The Coalition Against the Measures argues that these national companies are using Colorado as a cash grab with little regard for how the ballot measures will affect the local economy. The coalition also raised safety concerns about allowing third-party companies, such as UberEats or DoorDash, to deliver alcohol, saying it would open the door to underage drinking and alcohol abuse.

“All of my staff are trained in how to recognize when someone should not be selling alcohol, whether they are underage or intoxicated in any way,” said Chris Carran of Locals Liquors in Silverthorne. “Not only for their own safety, but also for the safety of the community in which we operate.”

The campaign for Initiatives 121 and 122 argues that Coloradans prefer the choice and convenience of getting what they normally buy – food, plus beer and wine – at their grocery stores.

“And that’s really being driven by demand from consumers who expect that kind of convenience,” Michelle Lyng, who speaks for Wine in Grocery Store, told Colorado Politics. “Having a bottle of wine, accompanied by spaghetti, is what consumers expect.

Lyng also dismissed the argument that the initiatives would shut down liquor stores, saying Coloradans heard that argument years ago directly on the proposal to allow full-strength beer in grocery stores.

“It just didn’t happen,” she said.

As for allowing third-party alcohol delivery, Lyng said it “opens up an incredible market for restaurant delivery.”

She also insisted that grocery stores have a better track record of preventing the sale of alcohol to minors.

Regarding Initiative 96, the coalition said allowing single entities to operate an unlimited number of liquor stores would lead to large liquor companies opening more locations in Colorado, pushing smaller independent liquor stores outside the industry.

Supporters of Initiative 96 said it would create a “more level playing field” for the various businesses that sell alcohol for off-site consumption.

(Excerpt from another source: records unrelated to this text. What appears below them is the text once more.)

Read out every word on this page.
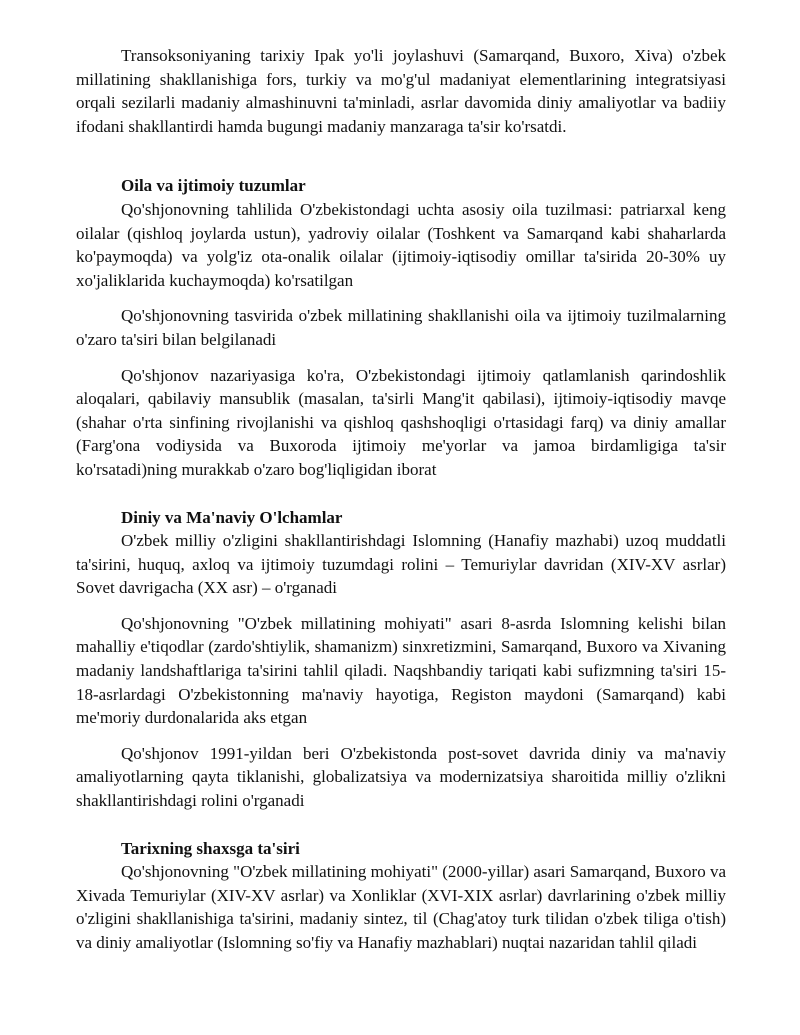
Transoksoniyaning tarixiy Ipak yo'li joylashuvi (Samarqand, Buxoro, Xiva) o'zbek millatining shakllanishiga fors, turkiy va mo'g'ul madaniyat elementlarining integratsiyasi orqali sezilarli madaniy almashinuvni ta'minladi, asrlar davomida diniy amaliyotlar va badiiy ifodani shakllantirdi hamda bugungi madaniy manzaraga ta'sir ko'rsatdi.

Oila va ijtimoiy tuzumlar

Qo'shjonovning tahlilida O'zbekistondagi uchta asosiy oila tuzilmasi: patriarxal keng oilalar (qishloq joylarda ustun), yadroviy oilalar (Toshkent va Samarqand kabi shaharlarda ko'paymoqda) va yolg'iz ota-onalik oilalar (ijtimoiy-iqtisodiy omillar ta'sirida 20-30% uy xo'jaliklarida kuchaymoqda) ko'rsatilgan

Qo'shjonovning tasvirida o'zbek millatining shakllanishi oila va ijtimoiy tuzilmalarning o'zaro ta'siri bilan belgilanadi

Qo'shjonov nazariyasiga ko'ra, O'zbekistondagi ijtimoiy qatlamlanish qarindoshlik aloqalari, qabilaviy mansublik (masalan, ta'sirli Mang'it qabilasi), ijtimoiy-iqtisodiy mavqe (shahar o'rta sinfining rivojlanishi va qishloq qashshoqligi o'rtasidagi farq) va diniy amallar (Farg'ona vodiysida va Buxoroda ijtimoiy me'yorlar va jamoa birdamligiga ta'sir ko'rsatadi)ning murakkab o'zaro bog'liqligidan iborat

Diniy va Ma'naviy O'lchamlar

O'zbek milliy o'zligini shakllantirishdagi Islomning (Hanafiy mazhabi) uzoq muddatli ta'sirini, huquq, axloq va ijtimoiy tuzumdagi rolini – Temuriylar davridan (XIV-XV asrlar) Sovet davrigacha (XX asr) – o'rganadi

Qo'shjonovning "O'zbek millatining mohiyati" asari 8-asrda Islomning kelishi bilan mahalliy e'tiqodlar (zardo'shtiylik, shamanizm) sinxretizmini, Samarqand, Buxoro va Xivaning madaniy landshaftlariga ta'sirini tahlil qiladi. Naqshbandiy tariqati kabi sufizmning ta'siri 15-18-asrlardagi O'zbekistonning ma'naviy hayotiga, Registon maydoni (Samarqand) kabi me'moriy durdonalarida aks etgan

Qo'shjonov 1991-yildan beri O'zbekistonda post-sovet davrida diniy va ma'naviy amaliyotlarning qayta tiklanishi, globalizatsiya va modernizatsiya sharoitida milliy o'zlikni shakllantirishdagi rolini o'rganadi

Tarixning shaxsga ta'siri

Qo'shjonovning "O'zbek millatining mohiyati" (2000-yillar) asari Samarqand, Buxoro va Xivada Temuriylar (XIV-XV asrlar) va Xonliklar (XVI-XIX asrlar) davrlarining o'zbek milliy o'zligini shakllanishiga ta'sirini, madaniy sintez, til (Chag'atoy turk tilidan o'zbek tiliga o'tish) va diniy amaliyotlar (Islomning so'fiy va Hanafiy mazhablari) nuqtai nazaridan tahlil qiladi
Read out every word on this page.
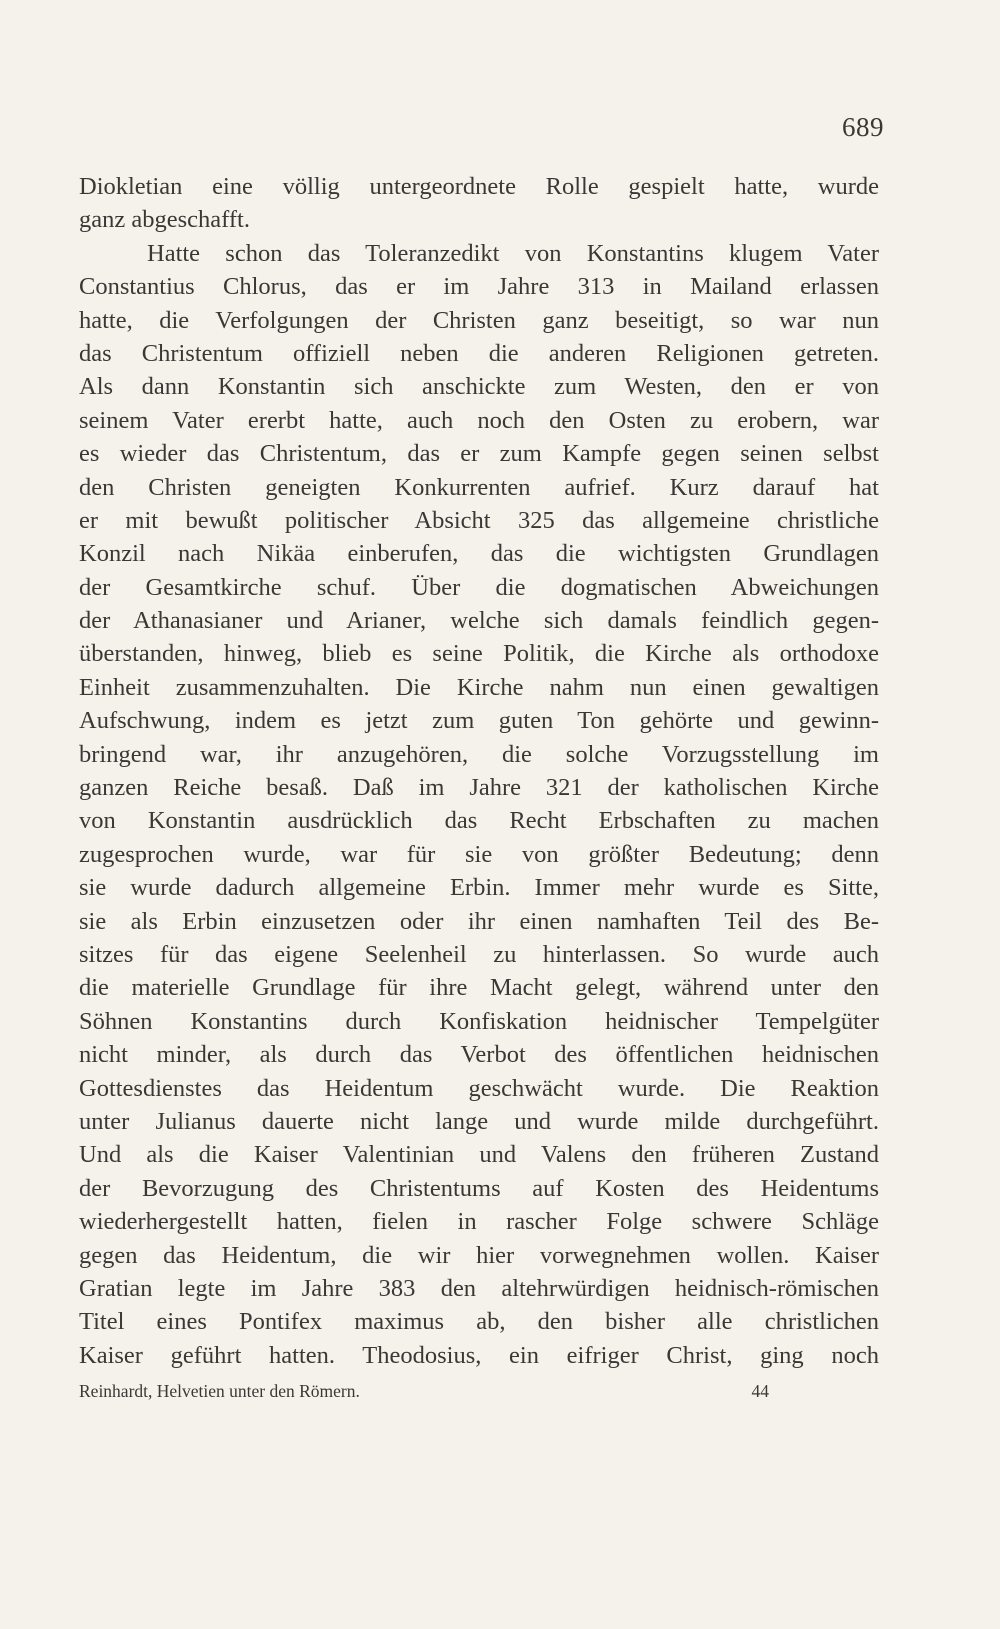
689
Diokletian eine völlig untergeordnete Rolle gespielt hatte, wurde
ganz abgeschafft.
Hatte schon das Toleranzedikt von Konstantins klugem Vater
Constantius Chlorus, das er im Jahre 313 in Mailand erlassen
hatte, die Verfolgungen der Christen ganz beseitigt, so war nun
das Christentum offiziell neben die anderen Religionen getreten.
Als dann Konstantin sich anschickte zum Westen, den er von
seinem Vater ererbt hatte, auch noch den Osten zu erobern, war
es wieder das Christentum, das er zum Kampfe gegen seinen selbst
den Christen geneigten Konkurrenten aufrief. Kurz darauf hat
er mit bewußt politischer Absicht 325 das allgemeine christliche
Konzil nach Nikäa einberufen, das die wichtigsten Grundlagen
der Gesamtkirche schuf. Über die dogmatischen Abweichungen
der Athanasianer und Arianer, welche sich damals feindlich gegen-
überstanden, hinweg, blieb es seine Politik, die Kirche als orthodoxe
Einheit zusammenzuhalten. Die Kirche nahm nun einen gewaltigen
Aufschwung, indem es jetzt zum guten Ton gehörte und gewinn-
bringend war, ihr anzugehören, die solche Vorzugsstellung im
ganzen Reiche besaß. Daß im Jahre 321 der katholischen Kirche
von Konstantin ausdrücklich das Recht Erbschaften zu machen
zugesprochen wurde, war für sie von größter Bedeutung; denn
sie wurde dadurch allgemeine Erbin. Immer mehr wurde es Sitte,
sie als Erbin einzusetzen oder ihr einen namhaften Teil des Be-
sitzes für das eigene Seelenheil zu hinterlassen. So wurde auch
die materielle Grundlage für ihre Macht gelegt, während unter den
Söhnen Konstantins durch Konfiskation heidnischer Tempelgüter
nicht minder, als durch das Verbot des öffentlichen heidnischen
Gottesdienstes das Heidentum geschwächt wurde. Die Reaktion
unter Julianus dauerte nicht lange und wurde milde durchgeführt.
Und als die Kaiser Valentinian und Valens den früheren Zustand
der Bevorzugung des Christentums auf Kosten des Heidentums
wiederhergestellt hatten, fielen in rascher Folge schwere Schläge
gegen das Heidentum, die wir hier vorwegnehmen wollen. Kaiser
Gratian legte im Jahre 383 den altehrwürdigen heidnisch-römischen
Titel eines Pontifex maximus ab, den bisher alle christlichen
Kaiser geführt hatten. Theodosius, ein eifriger Christ, ging noch
Reinhardt, Helvetien unter den Römern.	44
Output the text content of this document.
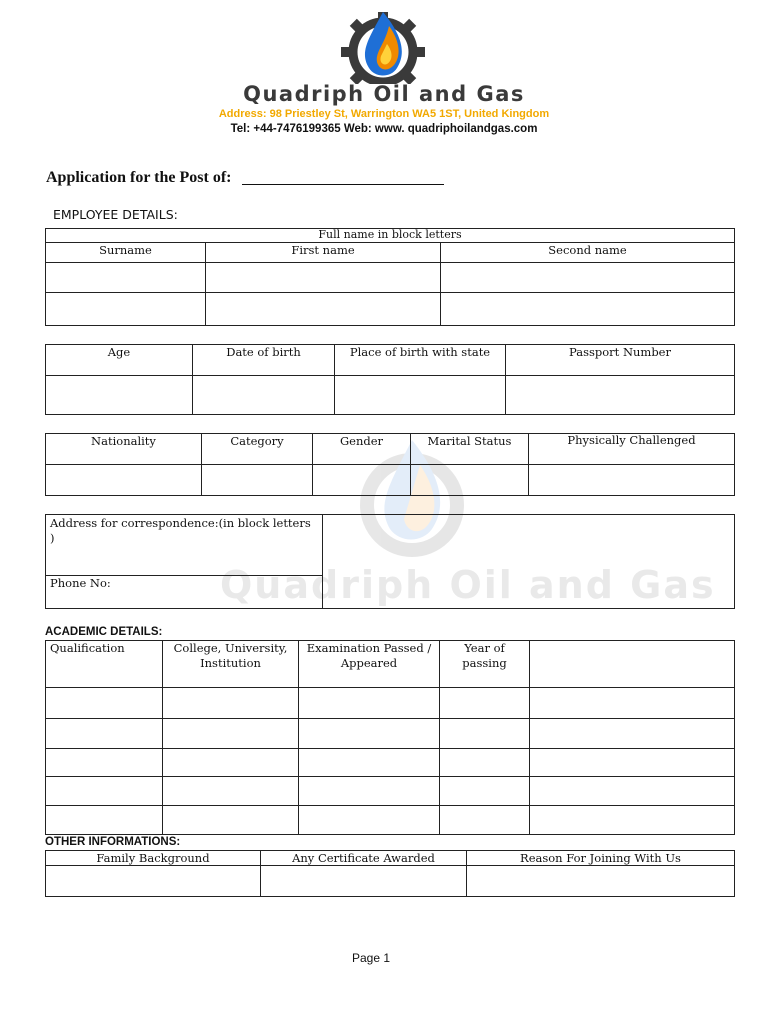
Quadriph Oil and Gas
Address: 98 Priestley St, Warrington WA5 1ST, United Kingdom
Tel: +44-7476199365 Web: www. quadriphoilandgas.com
Application for the Post of:
EMPLOYEE DETAILS:
Quadriph Oil and Gas
Full name in block letters		
Surname	First name	Second name

Age	Date of birth	Place of birth with state	Passport Number

Nationality	Category	Gender	Marital Status	Physically Challenged

Address for correspondence:(in block letters )	
Phone No:
ACADEMIC DETAILS:
Qualification	College, University, Institution	Examination Passed / Appeared	Year of passing	

OTHER INFORMATIONS:
Family Background	Any Certificate Awarded	Reason For Joining With Us

Page 1
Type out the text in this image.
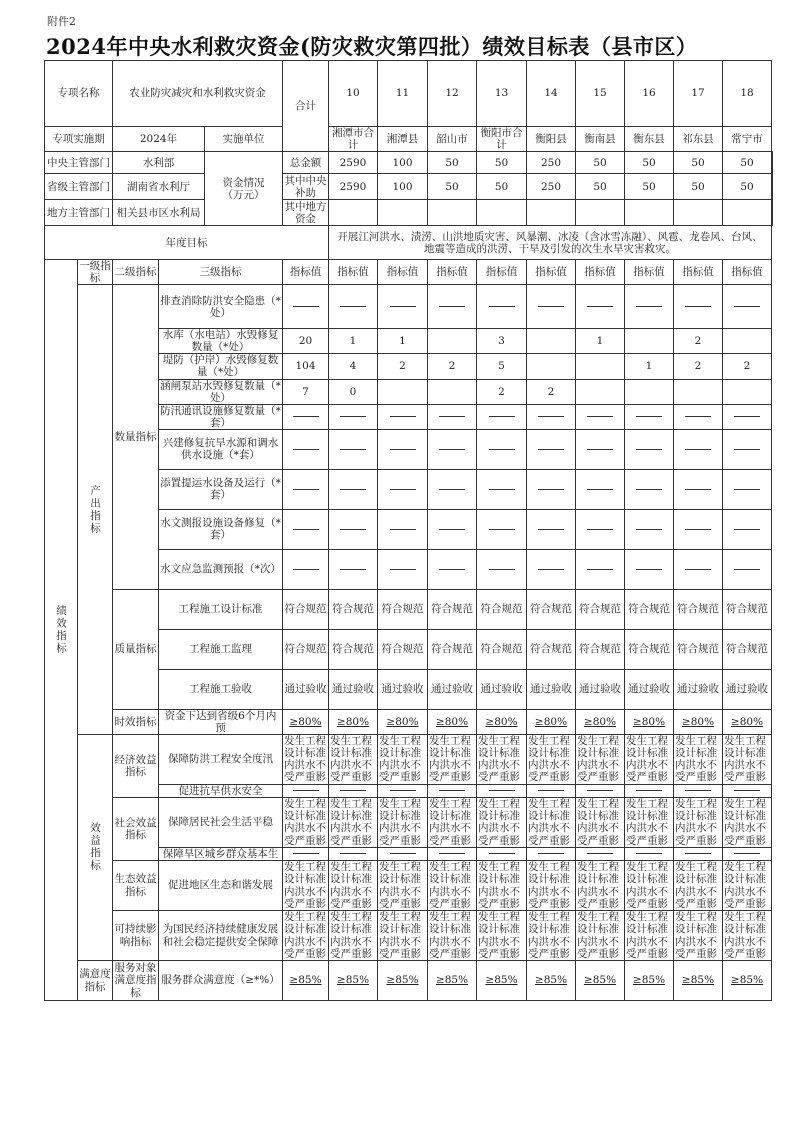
附件2
2024年中央水利救灾资金(防灾救灾第四批）绩效目标表（县市区）
专项名称		农业防灾减灾和水利救灾资金			合计	10	11	12	13	14	15	16	17	18	
专项实施期		2024年		实施单位		湘潭市合计	湘潭县	韶山市	衡阳市合计	衡阳县	衡南县	衡东县	祁东县	常宁市	
中央主管部门		水利部		资金情况（万元）	总金额	2590	100	50	50	250	50	50	50	50	
省级主管部门		湖南省水利厅			其中中央补助	2590	100	50	50	250	50	50	50	50	
地方主管部门		相关县市区水利局			其中地方资金										
年度目标						开展江河洪水、渍涝、山洪地质灾害、风暴潮、冰凌（含冰雪冻融）、风雹、龙卷风、台风、地震等造成的洪涝、干旱及引发的次生水旱灾害救灾。									
绩效指标	一级指标	二级指标	三级指标		指标值	指标值	指标值	指标值	指标值	指标值	指标值	指标值	指标值	指标值	
	产出指标	数量指标	排查消除防洪安全隐患（*处）												
			水库（水电站）水毁修复数量（*处）		20	1	1		3		1		2		
			堤防（护岸）水毁修复数量（*处）		104	4	2	2	5			1	2	2	
			涵闸泵站水毁修复数量（*处）		7	0			2	2					
			防汛通讯设施修复数量（*套）												
			兴建修复抗旱水源和调水供水设施（*套）												
			添置提运水设备及运行（*套）												
			水文测报设施设备修复（*套）												
			水文应急监测预报（*次）												
		质量指标	工程施工设计标准		符合规范	符合规范	符合规范	符合规范	符合规范	符合规范	符合规范	符合规范	符合规范	符合规范	
			工程施工监理		符合规范	符合规范	符合规范	符合规范	符合规范	符合规范	符合规范	符合规范	符合规范	符合规范	
			工程施工验收		通过验收	通过验收	通过验收	通过验收	通过验收	通过验收	通过验收	通过验收	通过验收	通过验收	
		时效指标	资金下达到省级6个月内预		≥80%	≥80%	≥80%	≥80%	≥80%	≥80%	≥80%	≥80%	≥80%	≥80%	
	效益指标	经济效益指标	保障防洪工程安全度汛		发生工程设计标准内洪水不受严重影	发生工程设计标准内洪水不受严重影	发生工程设计标准内洪水不受严重影	发生工程设计标准内洪水不受严重影	发生工程设计标准内洪水不受严重影	发生工程设计标准内洪水不受严重影	发生工程设计标准内洪水不受严重影	发生工程设计标准内洪水不受严重影	发生工程设计标准内洪水不受严重影	发生工程设计标准内洪水不受严重影	
			促进抗旱供水安全												
		社会效益指标	保障居民社会生活平稳		发生工程设计标准内洪水不受严重影	发生工程设计标准内洪水不受严重影	发生工程设计标准内洪水不受严重影	发生工程设计标准内洪水不受严重影	发生工程设计标准内洪水不受严重影	发生工程设计标准内洪水不受严重影	发生工程设计标准内洪水不受严重影	发生工程设计标准内洪水不受严重影	发生工程设计标准内洪水不受严重影	发生工程设计标准内洪水不受严重影	
			保障旱区城乡群众基本生												
		生态效益指标	促进地区生态和谐发展		发生工程设计标准内洪水不受严重影	发生工程设计标准内洪水不受严重影	发生工程设计标准内洪水不受严重影	发生工程设计标准内洪水不受严重影	发生工程设计标准内洪水不受严重影	发生工程设计标准内洪水不受严重影	发生工程设计标准内洪水不受严重影	发生工程设计标准内洪水不受严重影	发生工程设计标准内洪水不受严重影	发生工程设计标准内洪水不受严重影	
		可持续影响指标	为国民经济持续健康发展和社会稳定提供安全保障		发生工程设计标准内洪水不受严重影	发生工程设计标准内洪水不受严重影	发生工程设计标准内洪水不受严重影	发生工程设计标准内洪水不受严重影	发生工程设计标准内洪水不受严重影	发生工程设计标准内洪水不受严重影	发生工程设计标准内洪水不受严重影	发生工程设计标准内洪水不受严重影	发生工程设计标准内洪水不受严重影	发生工程设计标准内洪水不受严重影	
	满意度指标	服务对象满意度指标	服务群众满意度（≥*%）		≥85%	≥85%	≥85%	≥85%	≥85%	≥85%	≥85%	≥85%	≥85%	≥85%	
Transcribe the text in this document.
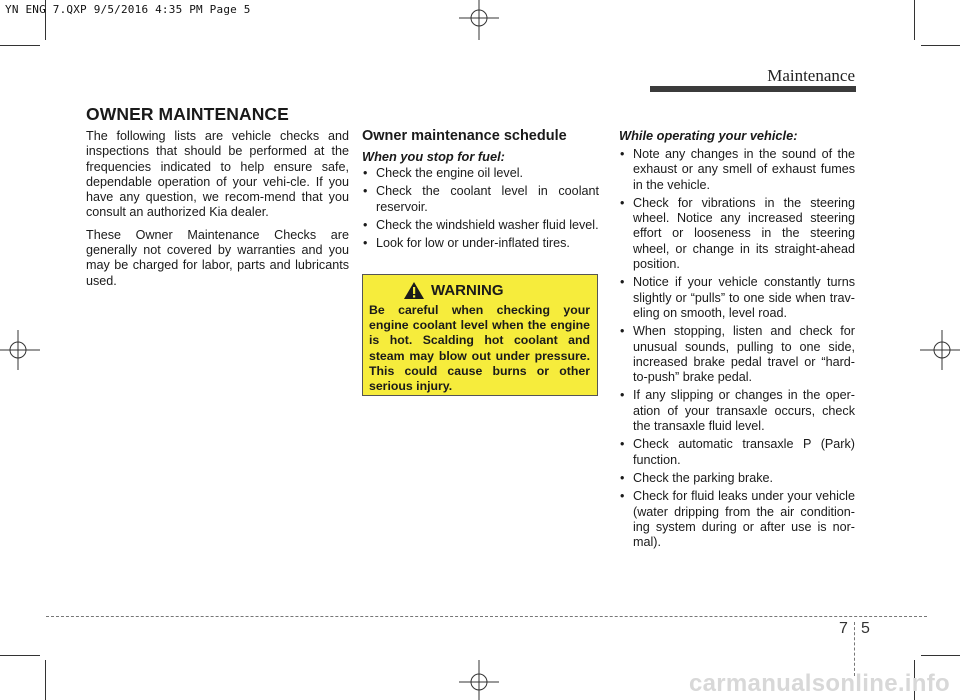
YN ENG 7.QXP 9/5/2016 4:35 PM Page 5
Maintenance
OWNER MAINTENANCE

The following lists are vehicle checks and inspections that should be performed at the frequencies indicated to help ensure safe, dependable operation of your vehi-cle. If you have any question, we recom-mend that you consult an authorized Kia dealer.

These Owner Maintenance Checks are generally not covered by warranties and you may be charged for labor, parts and lubricants used.

Owner maintenance schedule
When you stop for fuel:
• Check the engine oil level.
• Check the coolant level in coolant reservoir.
• Check the windshield washer fluid level.
• Look for low or under-inflated tires.
WARNING
Be careful when checking your engine coolant level when the engine is hot. Scalding hot coolant and steam may blow out under pressure. This could cause burns or other serious injury.
While operating your vehicle:
• Note any changes in the sound of the exhaust or any smell of exhaust fumes in the vehicle.
• Check for vibrations in the steering wheel. Notice any increased steering effort or looseness in the steering wheel, or change in its straight-ahead position.
• Notice if your vehicle constantly turns slightly or “pulls” to one side when trav-eling on smooth, level road.
• When stopping, listen and check for unusual sounds, pulling to one side, increased brake pedal travel or “hard-to-push” brake pedal.
• If any slipping or changes in the oper-ation of your transaxle occurs, check the transaxle fluid level.
• Check automatic transaxle P (Park) function.
• Check the parking brake.
• Check for fluid leaks under your vehicle (water dripping from the air condition-ing system during or after use is nor-mal).
7 5
carmanualsonline.info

“Creating parity and orderly expansion for all businesses will promote competition, create jobs, increase consumer selection and choice, and reduce costs for Coloradans,” the initiative states.

Current law limits a person or business to holding only three retail liquor store licenses at a time – which will be increased to four by 2027. Initiative 96 would immediately increase the limit to eight, then to 19 by 2032 and remove the limit entirely by 2037.

Initiative 96 is backed by Total Wine & More, a liquor store with more than 200 locations in 27 states, including the maximum three in Colorado. Owners, brothers Robert and David Trone, single-handedly funded the initiative’s committee, Coloradans for Consumer Choice and Retail Fairness, spending more than $2.6 million on Monday, according to documents filed by the secretary’s office. of state.

Keeping Colorado Local has so far raised approximately $400,000, including contributions from more than a dozen liquor stores and the Colorado Licensed Beverage Association.

All three initiatives received the minimum number of signatures to qualify for the ballot, being declared sufficient by the Secretary of State’s office on August 26. Initiative 96 garnered 149,699 valid signatures, needing only 124,632 to qualify for the ballot. Initiatives 121 and 122 collected 142,697 and 139,312 valid signatures respectively.

Coloradans will vote on all three ballot measures in the Nov. 8 general election.